Back in the Dark Ages, aka the 1970s, shopping malls were a wondrous thing. When the Dutchess Mall, the first in Dutchess County, opened in Fishkill in 1974, shoppers flocked from near and far to partake in state-of-the-art commerce. Those of a certain age remember special trips to the mall with family and friends, enjoying the holiday decorations, and throwing pennies in the fountain. 

But competition soon and ferociously reared its head, in the form of the Poughkeepsie Galleria, the South Hills Mall, and big-box retail chains. Anchor stores like J.W. Mays and Luckey Platt came and went. Other tenants mostly went. Twenty years after it opened, the Dutchess Mall was moribund. Today, on the site of what was once George Washington’s Fishkill Encampment and Supply Depot, a nationally registered landmark where thousands of Continental soldiers kept the British from capturing the Hudson River, the significantly less historic mall is no more, and the site contains a Home Depot, a bank, a McDonalds, a weekend flea market—and, seemingly, 50-plus acres of wasted potential. 

Over the years, there have been rumors of new development: a business community called Hudson Valley Metro Centre, a Six Flags amusement park, a women’s prison. Nothing took. How can this be, given the development of the rest of Dutchess County along Route 9? 

It’s not for lack of trying, says David Livshin, president and CEO of the Dagar Group, the firm that has managed and marketed the property since the late 1990s. “We have ongoing discussions with a variety of retailers, but, since 2008, there has been a reluctance of retailers  to expand.” Indeed, many mall anchors like Sports Authority, Barnes and Noble, and others have struggled since the Great Recession. “It’s not the location—it’s great,” Livshin says. “It’s a question of securing the highest and best users for the market.”

“It’s a market-driven problem,” Fishkill Town Supervisor Bob LaColla agrees. The property still generates sales and tax revenue, he says. “There are some entrepreneurial types at the flea market, so it has some economic activity. It’s not dead. It’s still ambulatory.”
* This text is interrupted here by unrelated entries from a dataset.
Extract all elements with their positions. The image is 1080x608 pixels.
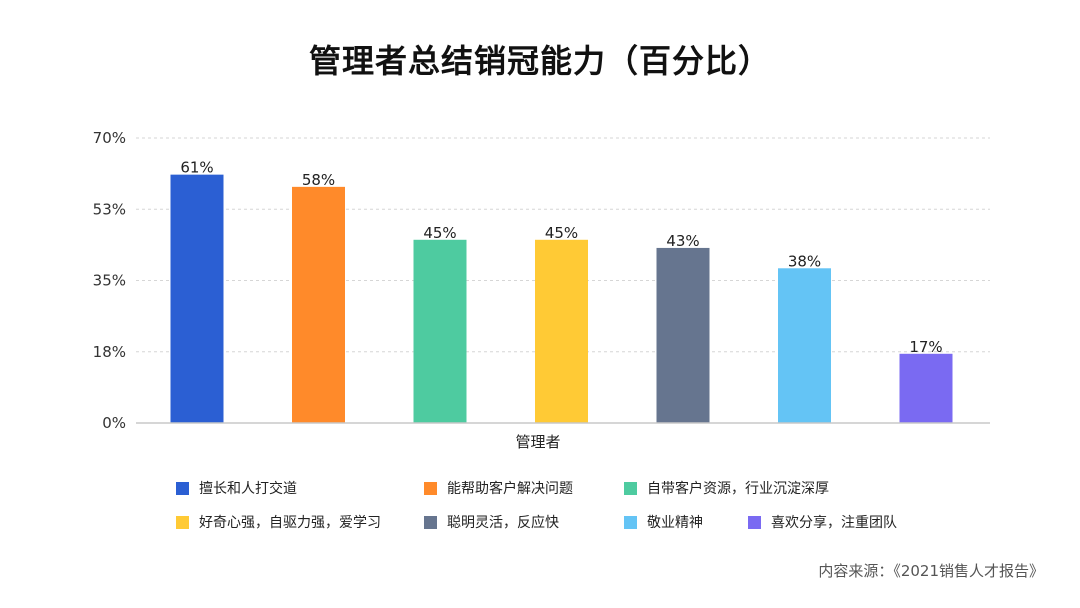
legend-swatch <box>748 515 761 529</box>
legend-swatch <box>424 515 437 529</box>
bar <box>292 186 345 423</box>
data-label: 58% <box>302 171 335 189</box>
y-tick-label: 0% <box>102 414 126 432</box>
bar-chart: 0% 18% 35% 53% 70% 61% 58% 45% 45% 43% 38% 17% 管理者 <box>93 129 990 451</box>
bar <box>170 174 224 423</box>
legend-swatch <box>176 515 189 529</box>
legend-swatch <box>176 481 189 495</box>
legend-label: 擅长和人打交道 <box>199 481 297 497</box>
y-tick-label: 53% <box>93 200 126 218</box>
legend-item: 能帮助客户解决问题 <box>424 478 624 498</box>
legend-label: 能帮助客户解决问题 <box>447 481 573 497</box>
source-note: 内容来源：《2021销售人才报告》 <box>818 562 1044 580</box>
legend-label: 好奇心强，自驱力强，爱学习 <box>199 515 381 531</box>
legend-item: 聪明灵活，反应快 <box>424 512 624 532</box>
legend: 擅长和人打交道 能帮助客户解决问题 自带客户资源，行业沉淀深厚 <box>176 478 976 498</box>
legend-item: 好奇心强，自驱力强，爱学习 <box>176 512 424 532</box>
data-label: 45% <box>423 224 456 242</box>
data-label: 43% <box>666 232 699 250</box>
legend-label: 喜欢分享，注重团队 <box>771 515 897 531</box>
y-tick-label: 70% <box>93 129 126 147</box>
data-label: 17% <box>909 338 942 356</box>
legend-item: 擅长和人打交道 <box>176 478 424 498</box>
data-label: 61% <box>180 159 213 177</box>
bar <box>535 239 588 423</box>
legend-row: 好奇心强，自驱力强，爱学习 聪明灵活，反应快 敬业精神 喜欢分享，注重团队 <box>176 512 948 532</box>
bar <box>413 239 467 423</box>
bars <box>170 174 953 423</box>
legend-item: 敬业精神 <box>624 512 748 532</box>
data-label: 45% <box>545 224 578 242</box>
y-axis-ticks: 0% 18% 35% 53% 70% <box>93 129 126 432</box>
bar <box>899 353 953 423</box>
x-axis-label: 管理者 <box>515 433 560 451</box>
data-labels: 61% 58% 45% 45% 43% 38% 17% <box>180 159 942 356</box>
chart-title: 管理者总结销冠能力（百分比） <box>308 42 771 80</box>
legend-label: 敬业精神 <box>647 515 703 531</box>
y-tick-label: 18% <box>93 343 126 361</box>
legend-item: 自带客户资源，行业沉淀深厚 <box>624 478 924 498</box>
data-label: 38% <box>788 252 821 270</box>
legend-label: 自带客户资源，行业沉淀深厚 <box>647 481 829 497</box>
legend-swatch <box>624 481 637 495</box>
legend-item: 喜欢分享，注重团队 <box>748 512 948 532</box>
legend-swatch <box>624 515 637 529</box>
y-tick-label: 35% <box>93 272 126 290</box>
bar <box>656 247 710 423</box>
legend-label: 聪明灵活，反应快 <box>447 515 559 531</box>
legend-swatch <box>424 481 437 495</box>
bar <box>778 268 831 423</box>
A local advocacy group, though, would prefer that the land be retained for its historic significance. “Our group’s mission is to preserve, study, and interpret the Fishkill Supply Depot National Register of Historic Places district, which includes part of the mall,” says Lance Ashworth, president of the Friends of the Fishkill Supply Depot, who have contested development of land on the other side of Route 9. “If, at some point, the mall’s owner would be willing to discuss a fair-market sale to our group and its preservation partners, we would absolutely be interested in acquiring the site.”